The crowds in the flea market had picked up considerably since early morning, and Bethany found that she was busy enough for two people as the day wore on. Tangles of people wove in and out of the walkway, chatting, asking questions, tentatively trying on masks. In a few weeks, if her experience was reliable, the trying-on stage would almost always be followed by a sale. But Mardi Gras was five weeks away, and the crowds who were just browsing today knew they still had time to make up their minds.
The dark clouds continued to hover overhead, threatening but still withholding rain. A young couple approached her stall, admiring the colorful display. As Bethany watched them choose matching masks made from a simple form covered with sequins and silk flowers, she felt a small tremor pass through her body.

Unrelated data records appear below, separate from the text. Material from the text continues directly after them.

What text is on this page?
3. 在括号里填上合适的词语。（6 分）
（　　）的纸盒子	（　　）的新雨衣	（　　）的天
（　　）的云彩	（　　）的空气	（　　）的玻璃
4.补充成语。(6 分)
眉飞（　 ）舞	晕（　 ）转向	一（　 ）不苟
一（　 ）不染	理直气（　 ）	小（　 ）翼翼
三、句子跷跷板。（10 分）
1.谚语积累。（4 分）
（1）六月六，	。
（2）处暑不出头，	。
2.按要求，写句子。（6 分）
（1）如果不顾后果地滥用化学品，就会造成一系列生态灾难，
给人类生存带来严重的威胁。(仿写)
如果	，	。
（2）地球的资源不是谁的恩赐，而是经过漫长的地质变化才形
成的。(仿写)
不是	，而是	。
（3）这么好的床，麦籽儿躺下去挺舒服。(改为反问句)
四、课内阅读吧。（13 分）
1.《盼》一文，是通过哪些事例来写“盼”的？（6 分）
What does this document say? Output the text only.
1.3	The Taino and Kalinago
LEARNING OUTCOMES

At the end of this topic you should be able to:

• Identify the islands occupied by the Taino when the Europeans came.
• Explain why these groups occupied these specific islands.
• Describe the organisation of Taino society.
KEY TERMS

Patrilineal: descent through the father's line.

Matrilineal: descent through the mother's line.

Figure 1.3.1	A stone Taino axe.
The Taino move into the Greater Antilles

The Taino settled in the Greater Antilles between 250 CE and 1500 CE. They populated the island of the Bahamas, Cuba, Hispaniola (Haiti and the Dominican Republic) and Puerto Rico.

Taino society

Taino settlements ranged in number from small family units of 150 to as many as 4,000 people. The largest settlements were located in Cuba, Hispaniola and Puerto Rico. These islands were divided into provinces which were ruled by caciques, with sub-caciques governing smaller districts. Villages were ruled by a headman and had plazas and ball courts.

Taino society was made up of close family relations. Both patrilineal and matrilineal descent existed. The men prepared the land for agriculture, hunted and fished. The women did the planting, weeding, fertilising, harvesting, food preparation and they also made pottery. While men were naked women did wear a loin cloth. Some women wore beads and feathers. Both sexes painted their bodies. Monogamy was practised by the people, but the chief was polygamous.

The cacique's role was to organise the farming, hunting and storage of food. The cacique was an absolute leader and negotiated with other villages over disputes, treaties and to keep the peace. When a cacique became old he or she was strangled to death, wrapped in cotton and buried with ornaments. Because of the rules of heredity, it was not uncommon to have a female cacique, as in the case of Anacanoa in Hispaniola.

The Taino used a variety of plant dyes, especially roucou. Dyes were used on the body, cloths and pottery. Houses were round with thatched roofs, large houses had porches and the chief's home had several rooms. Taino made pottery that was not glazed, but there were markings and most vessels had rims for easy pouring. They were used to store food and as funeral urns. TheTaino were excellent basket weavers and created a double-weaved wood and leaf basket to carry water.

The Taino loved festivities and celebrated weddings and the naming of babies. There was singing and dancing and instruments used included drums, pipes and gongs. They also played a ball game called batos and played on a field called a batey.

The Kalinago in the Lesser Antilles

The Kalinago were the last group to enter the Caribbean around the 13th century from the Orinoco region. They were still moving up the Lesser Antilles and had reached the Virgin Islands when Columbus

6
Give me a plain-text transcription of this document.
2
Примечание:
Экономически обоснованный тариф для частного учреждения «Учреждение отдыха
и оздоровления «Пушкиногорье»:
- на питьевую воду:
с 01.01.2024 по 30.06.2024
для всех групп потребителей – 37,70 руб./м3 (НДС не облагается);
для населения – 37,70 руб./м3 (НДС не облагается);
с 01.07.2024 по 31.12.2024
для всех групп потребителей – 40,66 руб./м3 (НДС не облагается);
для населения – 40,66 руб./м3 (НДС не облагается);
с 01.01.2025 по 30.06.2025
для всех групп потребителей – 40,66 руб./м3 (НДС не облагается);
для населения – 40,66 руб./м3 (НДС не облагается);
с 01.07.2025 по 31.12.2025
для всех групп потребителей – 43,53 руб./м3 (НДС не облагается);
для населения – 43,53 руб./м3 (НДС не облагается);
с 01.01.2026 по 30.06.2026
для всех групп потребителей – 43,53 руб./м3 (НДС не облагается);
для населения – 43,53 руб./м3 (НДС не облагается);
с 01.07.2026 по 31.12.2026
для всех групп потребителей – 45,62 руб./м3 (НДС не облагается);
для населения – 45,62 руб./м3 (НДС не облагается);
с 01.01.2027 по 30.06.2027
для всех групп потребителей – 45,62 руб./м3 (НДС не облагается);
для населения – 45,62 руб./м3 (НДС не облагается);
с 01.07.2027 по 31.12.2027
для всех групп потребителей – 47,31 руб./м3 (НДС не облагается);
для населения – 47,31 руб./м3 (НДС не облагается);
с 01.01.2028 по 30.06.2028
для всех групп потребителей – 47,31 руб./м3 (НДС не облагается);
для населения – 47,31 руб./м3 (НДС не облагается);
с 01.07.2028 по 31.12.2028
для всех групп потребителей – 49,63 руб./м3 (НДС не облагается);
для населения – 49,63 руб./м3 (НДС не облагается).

She remembered a time in her own life when she, like the young girl in front of her, had used every opportunity she could find to touch the man she adored. Watching the young lovers, she stood rigid with longing, wishing incoherently that her own fingers were tracing the lines of the delicate mask, dipping to linger on the cheeks and the earlobes below the mask’s boundaries.

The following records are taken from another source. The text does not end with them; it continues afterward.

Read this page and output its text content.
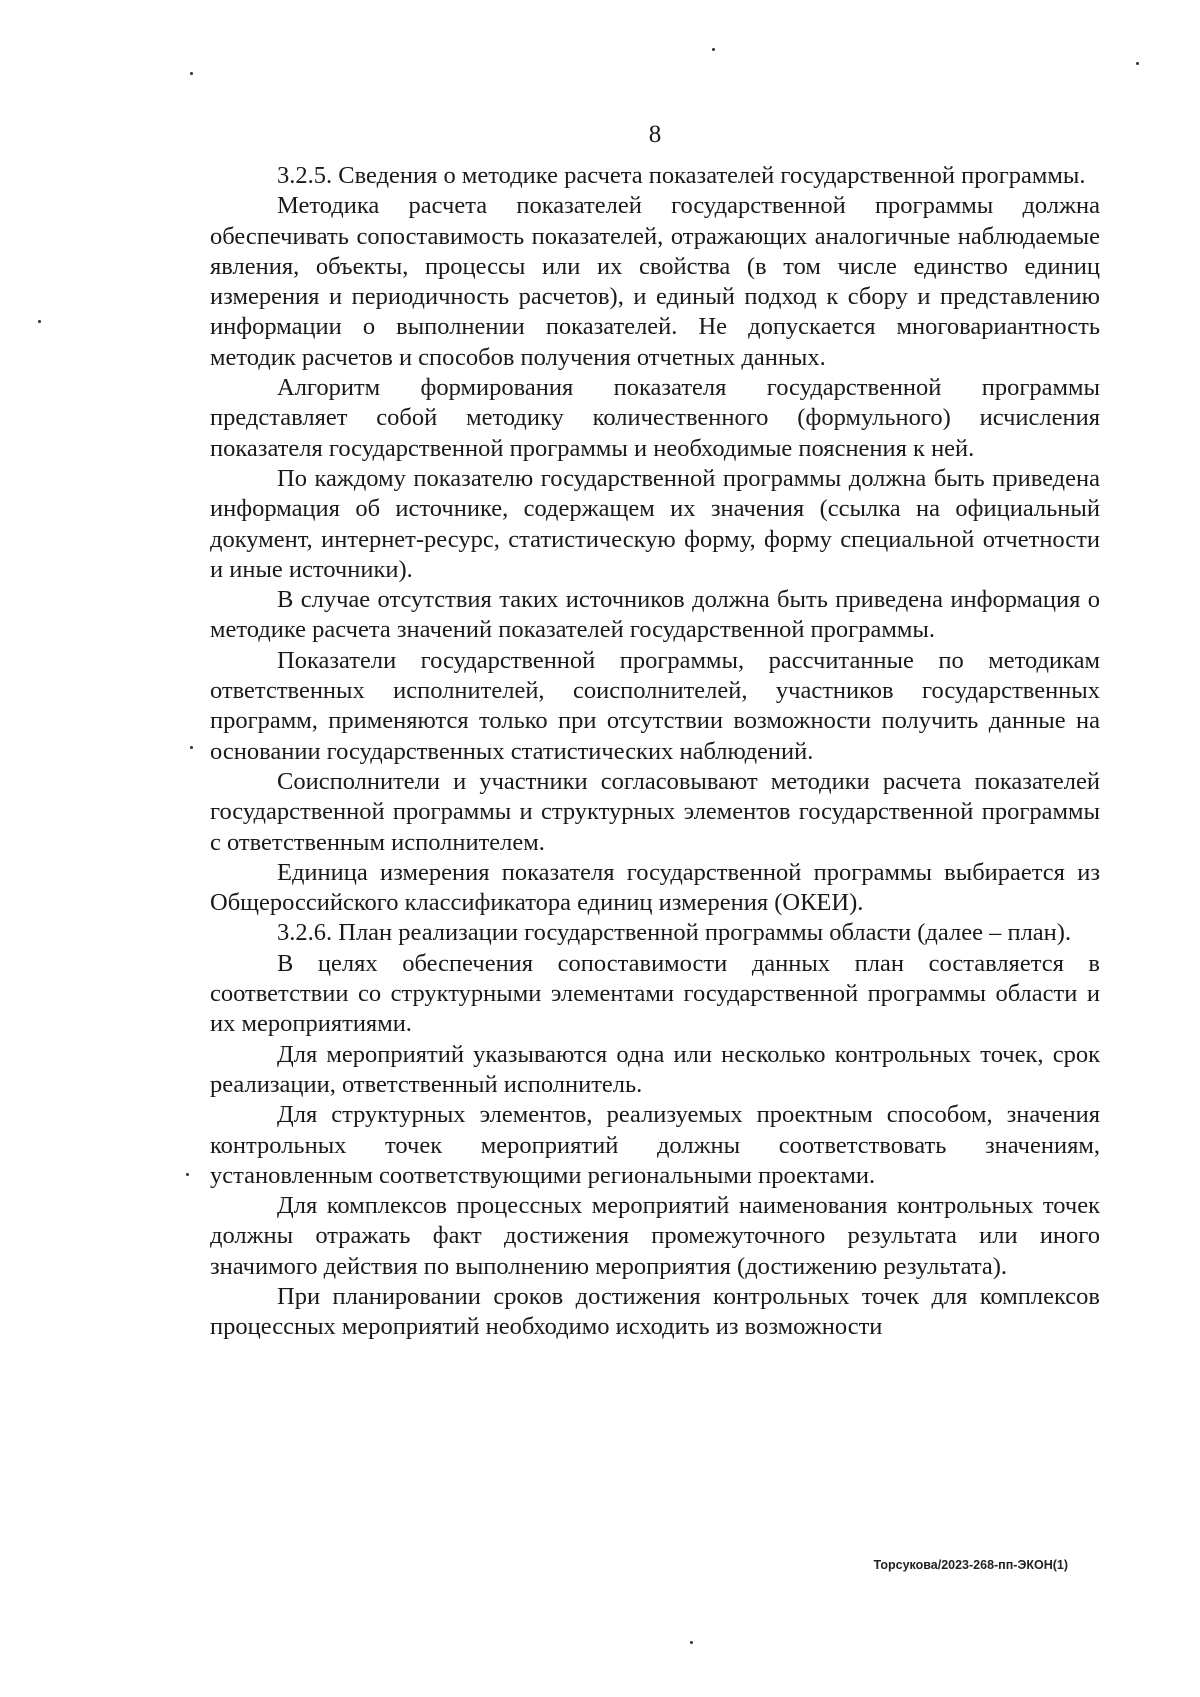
8

3.2.5. Сведения о методике расчета показателей государственной программы.

Методика расчета показателей государственной программы должна обеспечивать сопоставимость показателей, отражающих аналогичные наблюдаемые явления, объекты, процессы или их свойства (в том числе единство единиц измерения и периодичность расчетов), и единый подход к сбору и представлению информации о выполнении показателей. Не допускается многовариантность методик расчетов и способов получения отчетных данных.

Алгоритм формирования показателя государственной программы представляет собой методику количественного (формульного) исчисления показателя государственной программы и необходимые пояснения к ней.

По каждому показателю государственной программы должна быть приведена информация об источнике, содержащем их значения (ссылка на официальный документ, интернет-ресурс, статистическую форму, форму специальной отчетности и иные источники).

В случае отсутствия таких источников должна быть приведена информация о методике расчета значений показателей государственной программы.

Показатели государственной программы, рассчитанные по методикам ответственных исполнителей, соисполнителей, участников государственных программ, применяются только при отсутствии возможности получить данные на основании государственных статистических наблюдений.

Соисполнители и участники согласовывают методики расчета показателей государственной программы и структурных элементов государственной программы с ответственным исполнителем.

Единица измерения показателя государственной программы выбирается из Общероссийского классификатора единиц измерения (ОКЕИ).

3.2.6. План реализации государственной программы области (далее – план).

В целях обеспечения сопоставимости данных план составляется в соответствии со структурными элементами государственной программы области и их мероприятиями.

Для мероприятий указываются одна или несколько контрольных точек, срок реализации, ответственный исполнитель.

Для структурных элементов, реализуемых проектным способом, значения контрольных точек мероприятий должны соответствовать значениям, установленным соответствующими региональными проектами.

Для комплексов процессных мероприятий наименования контрольных точек должны отражать факт достижения промежуточного результата или иного значимого действия по выполнению мероприятия (достижению результата).

При планировании сроков достижения контрольных точек для комплексов процессных мероприятий необходимо исходить из возможности

Торсукова/2023-268-пп-ЭКОН(1)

Their absorption in each other was not uncommon. New Orleans was nothing if not a city for lovers. The sultry days and nights seemed to hold passion suspended like tiny droplets of water in the heavy air. It was a difficult city to be alone in, to be unloved in. In her four years of living there, Bethany usually kept herself too busy to be bothered by her own enforced isolation. Today even hard work could not make her forget, and watching the young couple, loneliness weighed on her with the smothering pressure of the very air she breathed.
A clap of thunder brought her back to reality, and she silently wrapped the masks in tissue paper, made change and presented the man and woman with their new acquisitions. “Happy Mardi Gras,” she whispered, her voice trailing off as they walked away, oblivious to anything except each other.